Operationalizing Structured Direction and Planning for Cyber Threat Intelligence: A Practical Implementation for the Brazilian Financial System
Pedro Gontijo, Robson Albuquerque, and João Gondim
Critical Infrastructures (CIs) increasingly rely on Cyber Threat Intelligence (CTI) to anticipate risks and enhance resilience against sophisticated attacks. However, the early phase of Direction and Planning (DP) remains underexplored, leading to informational noise and weak traceability between strategic intent and operational collection. This paper presents a practical implementation that operationalizes a structured DP method inside OpenCTI, a Threat Intelligence Platform (TIP).
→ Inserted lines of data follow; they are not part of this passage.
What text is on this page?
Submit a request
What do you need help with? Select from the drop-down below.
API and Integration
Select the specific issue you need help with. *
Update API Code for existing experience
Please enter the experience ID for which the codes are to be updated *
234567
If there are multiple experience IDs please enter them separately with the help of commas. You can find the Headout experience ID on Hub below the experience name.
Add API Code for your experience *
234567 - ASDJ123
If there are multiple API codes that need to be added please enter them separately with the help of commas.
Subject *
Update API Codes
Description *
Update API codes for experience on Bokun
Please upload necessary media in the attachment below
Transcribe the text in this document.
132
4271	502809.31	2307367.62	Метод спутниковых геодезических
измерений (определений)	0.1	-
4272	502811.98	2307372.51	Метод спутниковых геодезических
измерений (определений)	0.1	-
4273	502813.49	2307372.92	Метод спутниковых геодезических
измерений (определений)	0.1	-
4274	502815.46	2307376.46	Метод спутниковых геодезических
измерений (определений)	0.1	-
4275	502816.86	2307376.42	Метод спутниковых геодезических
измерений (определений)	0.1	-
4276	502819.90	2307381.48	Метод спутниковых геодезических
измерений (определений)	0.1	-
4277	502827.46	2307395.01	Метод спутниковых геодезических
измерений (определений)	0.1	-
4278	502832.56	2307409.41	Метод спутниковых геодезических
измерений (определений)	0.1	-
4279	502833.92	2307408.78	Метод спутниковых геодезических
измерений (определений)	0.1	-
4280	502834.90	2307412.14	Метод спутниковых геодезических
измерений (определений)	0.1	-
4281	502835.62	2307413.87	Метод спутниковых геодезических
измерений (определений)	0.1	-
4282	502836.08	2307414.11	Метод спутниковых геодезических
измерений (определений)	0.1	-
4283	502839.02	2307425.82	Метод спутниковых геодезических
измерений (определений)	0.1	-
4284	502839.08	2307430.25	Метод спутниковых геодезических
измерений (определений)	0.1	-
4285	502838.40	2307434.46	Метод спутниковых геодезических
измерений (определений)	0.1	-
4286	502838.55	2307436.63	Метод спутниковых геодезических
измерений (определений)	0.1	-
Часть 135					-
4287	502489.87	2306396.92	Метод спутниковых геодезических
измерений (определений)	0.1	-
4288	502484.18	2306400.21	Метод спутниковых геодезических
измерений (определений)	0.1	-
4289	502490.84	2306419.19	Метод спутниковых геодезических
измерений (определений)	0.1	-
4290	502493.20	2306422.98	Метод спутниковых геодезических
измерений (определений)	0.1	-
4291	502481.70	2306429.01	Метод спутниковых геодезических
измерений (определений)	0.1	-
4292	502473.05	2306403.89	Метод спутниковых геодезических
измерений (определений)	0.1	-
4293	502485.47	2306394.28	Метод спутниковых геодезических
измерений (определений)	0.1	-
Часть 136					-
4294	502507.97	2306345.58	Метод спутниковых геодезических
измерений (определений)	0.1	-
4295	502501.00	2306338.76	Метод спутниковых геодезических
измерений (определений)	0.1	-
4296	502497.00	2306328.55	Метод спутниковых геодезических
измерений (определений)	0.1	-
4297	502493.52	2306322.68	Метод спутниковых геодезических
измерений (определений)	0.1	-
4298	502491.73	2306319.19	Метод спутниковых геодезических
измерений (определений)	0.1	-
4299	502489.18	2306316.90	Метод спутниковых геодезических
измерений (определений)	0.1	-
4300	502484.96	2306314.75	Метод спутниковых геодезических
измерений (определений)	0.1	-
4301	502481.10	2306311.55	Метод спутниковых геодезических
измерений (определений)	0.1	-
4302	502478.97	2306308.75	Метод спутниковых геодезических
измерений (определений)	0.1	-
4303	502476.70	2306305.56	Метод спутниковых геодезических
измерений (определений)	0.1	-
A Python-based classification engine was developed to apply lexical filters driven by Priority Intelligence Requirements (PIRs) across STIX objects, automatically labeling and reducing large-scale datasets into sector-specific intelligence. From an initial baseline of over 147,000 STIX Domain Objects, the automated pipeline reduced the dataset to 415 items, corresponding to an approximate 99.7% reduction in volume and yielding significant gains in focus, noise mitigation, and regulatory alignment. The proposed approach serves as a replicable, TIP-native proof of concept that connects strategic direction to concrete collection actions and can be adapted to other Brazilian critical sectors beyond the financial domain.